It's Memorial Day weekend when the crazy season officially kicks off down here on Cape Cod. Driving to Hyannis for some new ammo from Sportsport -- Ballistic Missiles (my favorite name for a lure name other than the Swedish Pimple), wire, and poppers -- is an experience of near-misses, middle fingers, and vows never to return until Halloween. Or at least until fluke season when I need some fluke rigs and bank sinkers.
Here's last weekend's personal non-fishing report: Saturday was blowing like stink out of the east -- when the fish bite least, right? -- so it was time to break out the ladder and disc sander and attack the peeling porch and earn a yard pass for another day. Saw an awful lot of loaded rod racks roll by on Main Street and of course the reports came in that they were numbing them down at Oregon Beach. So Sunday -- with a wind out of the south and bluebird skies -- was the day to catch the first bluefish of the season. The wife went off to Hyannis to do her thing, but my kids had invited two friends over; the kind of kids that would burn the house down and torture the pets if I left them alone to go fishing by myself. There was no choice but to rig up a few spinning rods with the cheap tackle and bring everyone along for the ride.
Take a kid fishing? I rather take six tick-covered raccoons from the rabid side of the Canal.
But the first bluefish was calling so we went anyway, lifejackets granny-knotted around the not-so-little devils, with a bag of bar-b-que potato chips and a six pack of warm ginger ale to keep them quiet. Ten feet from the dock and immediately the complaints started flowing.
"I want the blue and white Ranger, not the orange one."
"Go faster. Floor it! There's no boat cops this time of year!"
"You're sitting in seagull poop."
There are a few rules when kids fish on my boat.
One: if you keep a fish you have to eat it. No bluefish fertilizer allowed. And yes, I'm sure your mom and dad don't want to eat one tonight.
Two: when casting, the hooks can't come into the boat. Keep the lure over the side, in the water and don't swing it back into your sister's face to cast it.
Three: only two people can fish at the same time and only from opposite ends of the boat.
Four: No one but me can take the fish off the hook, and when bluefishing, there's sometimes a lot of fish to take off the hook.
I get to the best early season bluefish spot off of Sub Rock and stop the boat and start casting. Twelve casts, around the clock, and not a swirl, not a follow. So we move to Oregon Beach. The jetties are lined with fishermen. Nine casts and a pair of skinny fish race up to the boat and peel off. What a great sight. The kids, without polarized sunglasses, don't see them and are too busy arguing about the merits of Clay versus Reuben, but I do and that's enough. A few more casts and I see the first smash and swirl. The kids are really squabbling now and don't see the hit, but they shut up for a second and watch for the next one. Two casts. Three casts. The fish are sure picky in May, kids. ... for a while at least, give them a week then they'll eat anything (including the amazing Ken Doll lure we once made with a 4/0 treble hook wired through Ken's crotch to a swivel that came out of his skull. Bluefish sure do a number on doll legs!). The kids lose interest and start playing scissors-paper-rock to see who fishes after I catch the first one. This is not going to be a big thing for them. This isn't a special father-child experience, like one's first sunfish on the old Zebco, this is bluefish, and they've caught plenty of them before.

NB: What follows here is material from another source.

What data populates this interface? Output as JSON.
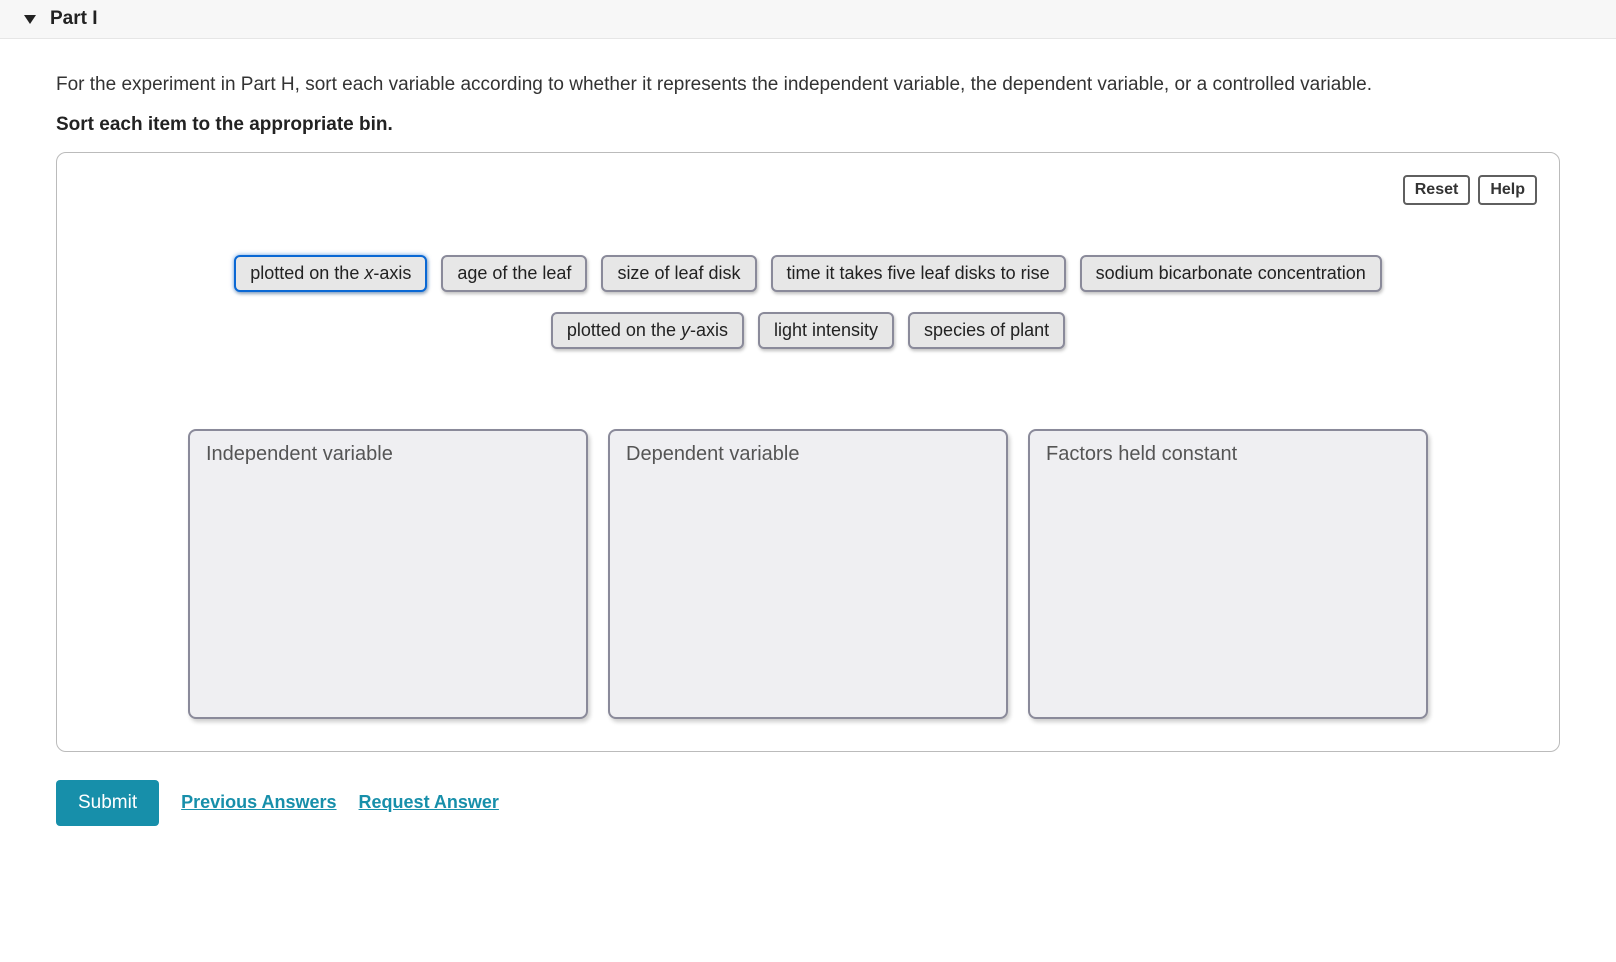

Then I hook one. The first bluefish of 2003. Yeah baby. The rod bends. The drag rasps. The kids get psyched and temporarily the boat is properly focused on the act of fishing.
The fish spits after three solid seconds of bent rod. It's gone like air hissing out of a flat.
That was the closest the Churbucks came to a fish on Sunday. After ten minutes of further futile casting the bickering got to the point that there was nothing to do but admit defeat and dump the crew off at the Town Dock or go insane. The kids went home, had a hose fight, soaked the dog, and nearly had a disc sander accident while I put the boat on the mooring. My wife passed me coming up the hill, pulled into the driveway 30 seconds before me, and was waiting for me: "Why didn't you take them with you?"
I've said it before and I'll say it again, like the bowtie guy on Channel 2: buy something from the Reel-Time store! It's viewers like you who help keep Sesame Street and the Cape & Islands FishWire on the air ....A full winter's worth of debate over a new logo, repeated requests from the fanatical fringe (the guys with more than 500 posts in the forums) for anything, something to wear with Reel-Time printed on it, and only forty of you can get off your butts to order something? Come on people! These are quality t-shirts we're talking about. I can't be the only jackass driving around with a Reel-Time bumper sticker. Driving a car with a R-T bumpersticker while wearing a R-T t-shirt makes you look really cool. Trust me. Chicks notice this stuff. And they love the smell of man who's been handling squid. Honk if you're wearing a Reel-Time thong.
Remember those who gave the ultimate sacrifice for our freedom this weekend and be safe while wading.